百度翻译js逆向
百度翻译
数据分析
通过抓取数据,百度翻译是请求这个接口 https://fanyi.baidu.com/basetrans
,请求参数如下所示:
通过观察参数,sign
为加密算法生成的数据。
token
经过重复获取,发现token
是网页传回的。
请求的cookie
也是请求网页,在请求结果后设置的
设置cookie
请求网页,获取请求结果的headers
,获取cookie
。
python实现
url = "https://fanyi.baidu.com/"
headers = {
'User-Agent': 'Mozilla/5.0 (Linux; Android 6.0; Nexus 5 Build/MRA58N) AppleWebKit/537.36 (KHTML, like Gecko) Chrome/116.0.0.0 Mobile Safari/537.36',
}
res = requests.get(url, headers=headers)
headers["Cookie"] = res.headers["Set-Cookie"]
获取token
通过请求多次接口发现,需要在设置cookie
后才会返回token
,不然返回的为空值。
对上述设置好cookie
的请求再请求一遍,通过正则获取token
(后面的js逆向需要获取gtk
也在网页上获取,需提取获取到 gtk
的值)
python实现
res = requests.get(url, headers=self.headers)
token = re.findall('token: \'(.*?)\'', res.text, re.S)[0]

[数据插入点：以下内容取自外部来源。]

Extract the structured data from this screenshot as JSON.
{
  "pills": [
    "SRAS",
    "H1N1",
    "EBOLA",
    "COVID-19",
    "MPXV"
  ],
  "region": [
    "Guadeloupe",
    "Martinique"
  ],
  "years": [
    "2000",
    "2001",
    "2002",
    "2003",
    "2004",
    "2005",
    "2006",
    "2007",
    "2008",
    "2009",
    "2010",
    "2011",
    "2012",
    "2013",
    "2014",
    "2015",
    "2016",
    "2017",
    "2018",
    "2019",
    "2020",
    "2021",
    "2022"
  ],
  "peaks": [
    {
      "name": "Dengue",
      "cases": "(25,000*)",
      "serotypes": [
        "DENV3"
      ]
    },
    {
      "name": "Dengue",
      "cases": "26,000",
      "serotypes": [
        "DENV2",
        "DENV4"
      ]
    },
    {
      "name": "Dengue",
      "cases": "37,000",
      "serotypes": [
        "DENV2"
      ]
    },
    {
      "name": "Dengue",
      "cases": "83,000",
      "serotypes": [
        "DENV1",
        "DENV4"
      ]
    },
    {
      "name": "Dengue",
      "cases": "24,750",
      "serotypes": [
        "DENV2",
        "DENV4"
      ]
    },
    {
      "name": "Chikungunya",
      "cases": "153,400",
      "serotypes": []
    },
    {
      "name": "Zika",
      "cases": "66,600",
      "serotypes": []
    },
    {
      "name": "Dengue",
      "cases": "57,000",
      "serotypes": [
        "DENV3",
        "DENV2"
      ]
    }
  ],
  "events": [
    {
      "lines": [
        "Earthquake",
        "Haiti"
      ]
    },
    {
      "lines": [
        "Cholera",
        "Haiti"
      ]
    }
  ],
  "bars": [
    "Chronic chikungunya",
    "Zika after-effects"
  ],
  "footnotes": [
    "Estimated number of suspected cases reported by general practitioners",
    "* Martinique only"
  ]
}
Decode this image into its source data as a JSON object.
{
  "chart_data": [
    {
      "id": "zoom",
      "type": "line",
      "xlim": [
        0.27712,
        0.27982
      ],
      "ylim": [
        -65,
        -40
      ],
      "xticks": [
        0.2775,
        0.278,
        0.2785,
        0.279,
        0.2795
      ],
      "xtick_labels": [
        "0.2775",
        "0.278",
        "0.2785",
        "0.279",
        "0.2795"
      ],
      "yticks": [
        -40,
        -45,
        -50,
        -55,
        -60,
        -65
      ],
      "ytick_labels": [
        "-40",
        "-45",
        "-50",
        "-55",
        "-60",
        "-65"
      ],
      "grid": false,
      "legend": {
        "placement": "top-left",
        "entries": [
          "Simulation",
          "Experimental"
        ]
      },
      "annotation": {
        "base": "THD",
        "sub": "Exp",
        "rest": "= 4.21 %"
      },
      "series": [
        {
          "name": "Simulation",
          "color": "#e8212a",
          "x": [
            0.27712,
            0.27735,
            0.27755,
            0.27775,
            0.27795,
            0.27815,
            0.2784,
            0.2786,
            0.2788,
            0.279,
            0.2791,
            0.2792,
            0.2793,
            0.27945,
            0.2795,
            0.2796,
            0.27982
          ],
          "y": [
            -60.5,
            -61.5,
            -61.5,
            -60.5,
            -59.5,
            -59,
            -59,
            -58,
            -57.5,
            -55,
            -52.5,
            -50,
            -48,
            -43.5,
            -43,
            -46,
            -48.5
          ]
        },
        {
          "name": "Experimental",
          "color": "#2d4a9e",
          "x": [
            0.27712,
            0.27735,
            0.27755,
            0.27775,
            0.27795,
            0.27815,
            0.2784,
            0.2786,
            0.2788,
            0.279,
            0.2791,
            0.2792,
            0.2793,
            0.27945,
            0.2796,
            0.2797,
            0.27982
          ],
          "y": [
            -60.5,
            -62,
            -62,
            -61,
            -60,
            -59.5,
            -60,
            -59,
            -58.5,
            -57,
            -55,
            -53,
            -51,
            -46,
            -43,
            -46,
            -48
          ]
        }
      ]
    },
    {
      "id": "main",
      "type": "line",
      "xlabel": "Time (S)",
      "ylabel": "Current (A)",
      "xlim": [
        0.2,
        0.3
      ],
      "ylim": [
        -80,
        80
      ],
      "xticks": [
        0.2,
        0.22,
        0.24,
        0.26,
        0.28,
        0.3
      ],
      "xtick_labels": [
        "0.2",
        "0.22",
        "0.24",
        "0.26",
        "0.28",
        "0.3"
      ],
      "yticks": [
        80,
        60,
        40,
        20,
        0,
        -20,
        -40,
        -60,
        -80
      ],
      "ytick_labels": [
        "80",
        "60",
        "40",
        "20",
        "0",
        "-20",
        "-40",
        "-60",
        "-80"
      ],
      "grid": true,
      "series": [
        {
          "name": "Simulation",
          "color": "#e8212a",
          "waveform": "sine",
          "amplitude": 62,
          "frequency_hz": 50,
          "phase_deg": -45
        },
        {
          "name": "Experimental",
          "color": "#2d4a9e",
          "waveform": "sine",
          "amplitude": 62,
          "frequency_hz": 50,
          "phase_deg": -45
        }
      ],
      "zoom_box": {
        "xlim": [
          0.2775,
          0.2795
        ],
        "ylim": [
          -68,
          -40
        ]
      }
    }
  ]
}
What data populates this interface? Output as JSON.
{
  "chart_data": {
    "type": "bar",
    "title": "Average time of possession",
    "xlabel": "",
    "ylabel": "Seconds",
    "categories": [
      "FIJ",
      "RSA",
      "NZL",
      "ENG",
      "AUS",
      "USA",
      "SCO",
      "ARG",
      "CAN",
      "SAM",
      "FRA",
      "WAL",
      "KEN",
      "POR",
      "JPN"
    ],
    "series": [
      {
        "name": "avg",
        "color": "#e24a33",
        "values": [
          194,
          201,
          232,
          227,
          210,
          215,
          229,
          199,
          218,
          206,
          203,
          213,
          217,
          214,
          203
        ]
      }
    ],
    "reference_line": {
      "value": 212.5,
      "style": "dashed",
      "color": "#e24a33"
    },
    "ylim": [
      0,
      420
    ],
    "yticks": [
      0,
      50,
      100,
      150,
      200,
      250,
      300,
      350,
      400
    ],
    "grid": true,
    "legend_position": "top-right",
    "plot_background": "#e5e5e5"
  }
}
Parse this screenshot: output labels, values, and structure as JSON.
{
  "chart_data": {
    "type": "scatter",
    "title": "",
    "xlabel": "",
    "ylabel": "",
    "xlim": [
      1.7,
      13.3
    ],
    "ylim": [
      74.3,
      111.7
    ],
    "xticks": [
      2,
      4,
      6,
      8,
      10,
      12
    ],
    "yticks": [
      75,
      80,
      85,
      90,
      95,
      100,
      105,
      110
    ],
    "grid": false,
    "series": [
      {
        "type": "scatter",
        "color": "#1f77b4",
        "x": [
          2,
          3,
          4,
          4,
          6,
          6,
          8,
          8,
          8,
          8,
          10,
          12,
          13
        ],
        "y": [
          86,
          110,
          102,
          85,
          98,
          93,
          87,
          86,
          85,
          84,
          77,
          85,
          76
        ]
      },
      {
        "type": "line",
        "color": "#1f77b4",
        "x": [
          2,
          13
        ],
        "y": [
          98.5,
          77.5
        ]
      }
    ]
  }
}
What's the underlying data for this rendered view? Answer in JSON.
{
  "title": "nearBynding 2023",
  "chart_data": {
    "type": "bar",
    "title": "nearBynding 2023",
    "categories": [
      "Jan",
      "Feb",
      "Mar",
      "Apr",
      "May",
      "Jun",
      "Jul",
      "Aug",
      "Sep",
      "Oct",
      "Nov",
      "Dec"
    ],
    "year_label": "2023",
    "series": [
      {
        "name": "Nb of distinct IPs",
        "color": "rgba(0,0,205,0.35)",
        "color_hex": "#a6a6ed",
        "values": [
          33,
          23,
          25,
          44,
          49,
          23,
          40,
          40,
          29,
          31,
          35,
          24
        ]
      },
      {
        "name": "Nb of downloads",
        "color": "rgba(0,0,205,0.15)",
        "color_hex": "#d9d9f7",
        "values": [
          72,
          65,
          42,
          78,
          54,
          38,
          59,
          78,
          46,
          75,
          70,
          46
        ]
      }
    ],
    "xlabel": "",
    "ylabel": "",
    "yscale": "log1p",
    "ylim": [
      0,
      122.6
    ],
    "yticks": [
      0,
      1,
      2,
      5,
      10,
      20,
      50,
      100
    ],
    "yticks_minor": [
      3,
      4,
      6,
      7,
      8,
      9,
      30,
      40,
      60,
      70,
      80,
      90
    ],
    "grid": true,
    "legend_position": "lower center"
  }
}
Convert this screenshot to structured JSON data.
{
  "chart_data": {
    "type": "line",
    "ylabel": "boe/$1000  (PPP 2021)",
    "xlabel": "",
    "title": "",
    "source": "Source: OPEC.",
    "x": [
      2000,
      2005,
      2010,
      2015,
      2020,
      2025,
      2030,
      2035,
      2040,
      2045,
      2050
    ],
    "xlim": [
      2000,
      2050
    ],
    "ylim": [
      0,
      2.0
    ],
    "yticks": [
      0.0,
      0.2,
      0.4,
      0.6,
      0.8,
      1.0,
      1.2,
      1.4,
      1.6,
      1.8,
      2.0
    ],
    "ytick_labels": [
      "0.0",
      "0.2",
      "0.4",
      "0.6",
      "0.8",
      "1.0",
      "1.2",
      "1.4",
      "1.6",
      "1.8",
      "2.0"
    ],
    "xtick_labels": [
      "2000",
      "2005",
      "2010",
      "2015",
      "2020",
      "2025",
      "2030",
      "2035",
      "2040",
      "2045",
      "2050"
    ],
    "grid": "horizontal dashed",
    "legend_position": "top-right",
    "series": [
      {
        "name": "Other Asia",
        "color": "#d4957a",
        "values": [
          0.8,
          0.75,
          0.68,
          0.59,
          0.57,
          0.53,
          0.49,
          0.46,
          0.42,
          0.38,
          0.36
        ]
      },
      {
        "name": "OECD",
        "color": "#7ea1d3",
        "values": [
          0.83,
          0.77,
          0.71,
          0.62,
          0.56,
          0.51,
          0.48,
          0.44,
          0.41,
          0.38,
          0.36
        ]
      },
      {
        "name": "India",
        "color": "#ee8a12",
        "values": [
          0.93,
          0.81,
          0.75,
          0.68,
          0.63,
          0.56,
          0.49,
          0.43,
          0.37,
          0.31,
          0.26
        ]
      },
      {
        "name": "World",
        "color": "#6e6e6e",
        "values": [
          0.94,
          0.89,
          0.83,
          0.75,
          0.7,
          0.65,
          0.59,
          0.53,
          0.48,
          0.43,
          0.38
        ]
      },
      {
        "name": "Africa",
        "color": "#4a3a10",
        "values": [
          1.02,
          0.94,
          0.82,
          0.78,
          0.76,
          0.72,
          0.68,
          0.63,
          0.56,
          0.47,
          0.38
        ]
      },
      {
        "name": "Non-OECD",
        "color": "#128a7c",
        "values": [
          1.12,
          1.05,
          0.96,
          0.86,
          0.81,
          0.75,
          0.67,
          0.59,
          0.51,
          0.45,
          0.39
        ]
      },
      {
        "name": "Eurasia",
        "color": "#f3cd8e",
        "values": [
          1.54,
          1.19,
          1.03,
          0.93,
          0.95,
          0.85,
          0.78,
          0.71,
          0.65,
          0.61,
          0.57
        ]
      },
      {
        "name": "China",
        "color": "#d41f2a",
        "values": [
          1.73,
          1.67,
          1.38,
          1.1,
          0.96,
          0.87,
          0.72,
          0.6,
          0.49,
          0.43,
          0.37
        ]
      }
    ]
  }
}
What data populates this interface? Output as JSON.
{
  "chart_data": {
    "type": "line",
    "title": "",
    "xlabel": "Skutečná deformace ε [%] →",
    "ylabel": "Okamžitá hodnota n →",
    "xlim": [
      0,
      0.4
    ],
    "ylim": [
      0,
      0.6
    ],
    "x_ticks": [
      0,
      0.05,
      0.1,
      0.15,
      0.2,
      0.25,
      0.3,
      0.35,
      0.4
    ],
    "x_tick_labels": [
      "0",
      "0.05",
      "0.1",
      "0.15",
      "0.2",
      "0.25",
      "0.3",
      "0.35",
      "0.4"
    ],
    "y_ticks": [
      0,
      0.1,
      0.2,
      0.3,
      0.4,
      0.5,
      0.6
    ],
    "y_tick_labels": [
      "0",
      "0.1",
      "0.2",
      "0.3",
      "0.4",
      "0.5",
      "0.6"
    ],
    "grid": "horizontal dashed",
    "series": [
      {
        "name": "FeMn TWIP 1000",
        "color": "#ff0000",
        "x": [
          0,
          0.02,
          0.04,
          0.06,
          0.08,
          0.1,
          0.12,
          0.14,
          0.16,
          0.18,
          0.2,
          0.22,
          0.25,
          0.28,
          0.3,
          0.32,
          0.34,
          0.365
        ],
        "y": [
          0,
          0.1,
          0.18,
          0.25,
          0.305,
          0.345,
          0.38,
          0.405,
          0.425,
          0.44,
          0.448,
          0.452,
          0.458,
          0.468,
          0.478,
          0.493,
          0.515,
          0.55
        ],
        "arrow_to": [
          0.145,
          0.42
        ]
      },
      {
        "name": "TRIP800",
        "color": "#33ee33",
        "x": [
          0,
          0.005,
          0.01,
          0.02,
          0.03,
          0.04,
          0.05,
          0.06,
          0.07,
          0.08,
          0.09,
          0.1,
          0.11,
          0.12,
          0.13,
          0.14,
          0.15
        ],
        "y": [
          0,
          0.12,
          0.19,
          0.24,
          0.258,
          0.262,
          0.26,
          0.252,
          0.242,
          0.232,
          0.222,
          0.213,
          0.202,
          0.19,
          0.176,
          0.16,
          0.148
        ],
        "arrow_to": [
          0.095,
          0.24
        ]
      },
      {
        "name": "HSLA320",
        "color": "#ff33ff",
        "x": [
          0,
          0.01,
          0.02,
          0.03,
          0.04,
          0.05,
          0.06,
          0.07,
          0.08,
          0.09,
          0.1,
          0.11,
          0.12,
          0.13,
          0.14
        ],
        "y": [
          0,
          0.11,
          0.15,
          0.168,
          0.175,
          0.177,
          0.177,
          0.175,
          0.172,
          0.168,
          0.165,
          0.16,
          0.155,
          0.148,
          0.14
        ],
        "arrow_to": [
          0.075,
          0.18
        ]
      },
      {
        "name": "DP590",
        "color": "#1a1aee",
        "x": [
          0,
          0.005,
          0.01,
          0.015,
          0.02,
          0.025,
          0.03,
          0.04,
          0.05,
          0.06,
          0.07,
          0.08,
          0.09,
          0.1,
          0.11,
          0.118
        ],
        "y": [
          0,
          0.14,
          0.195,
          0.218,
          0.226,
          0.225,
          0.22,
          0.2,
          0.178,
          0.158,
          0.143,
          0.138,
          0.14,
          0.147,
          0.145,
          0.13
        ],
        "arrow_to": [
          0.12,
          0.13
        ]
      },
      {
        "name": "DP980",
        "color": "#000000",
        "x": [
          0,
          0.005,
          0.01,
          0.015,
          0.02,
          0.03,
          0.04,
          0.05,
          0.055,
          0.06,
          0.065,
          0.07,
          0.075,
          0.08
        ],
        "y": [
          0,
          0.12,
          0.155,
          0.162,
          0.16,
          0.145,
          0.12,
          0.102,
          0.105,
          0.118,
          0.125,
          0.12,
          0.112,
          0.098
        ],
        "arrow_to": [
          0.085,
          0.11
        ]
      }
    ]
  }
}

gtk = re.findall('gtk: \'(.*?)\'', res.text, re.S)[0]
设置sign
通过全局搜索,在每个出现sign
位置打上断点,找到生成sign
的函数
sign
是由A
函数生成,并把要翻译的词作为参数传给A
函数,点击A
函数跳转到具体位置。
可以看到a
函数经过复杂的数据处理,因此不予探究期具体操作,直接使用execjs
库,把数据交个js进行处理。
function n(r, o) {
for (var t = 0; t < o.length - 2; t += 3) {
var e = o.charAt(t + 2);
e = e >= "a" ? e.charCodeAt(0) - 87 : Number(e),
e = "+" === o.charAt(t + 1) ? r >>> e : r << e,
r = "+" === o.charAt(t) ? r + e & 4294967295 : r ^ e
}
return r
}
function e(r) {
if (Array.isArray(r)) {
for (var o = 0, t = Array(r.length); o < r.length; o++)
t[o] = r[o];
return t
}
return Array.from(r)
}
function a(r,gtk) {
var i = null;
var t = r.match(/[\uD800-\uDBFF][\uDC00-\uDFFF]/g);
if (null === t) {
var a = r.length;
a > 30 && (r = "" + r.substr(0, 10) + r.substr(Math.floor(a / 2) - 5, 10) + r.substr(-10, 10))
} else {
for (var C = r.split(/[\uD800-\uDBFF][\uDC00-\uDFFF]/), h = 0, f = C.length, u = []; f > h; h++)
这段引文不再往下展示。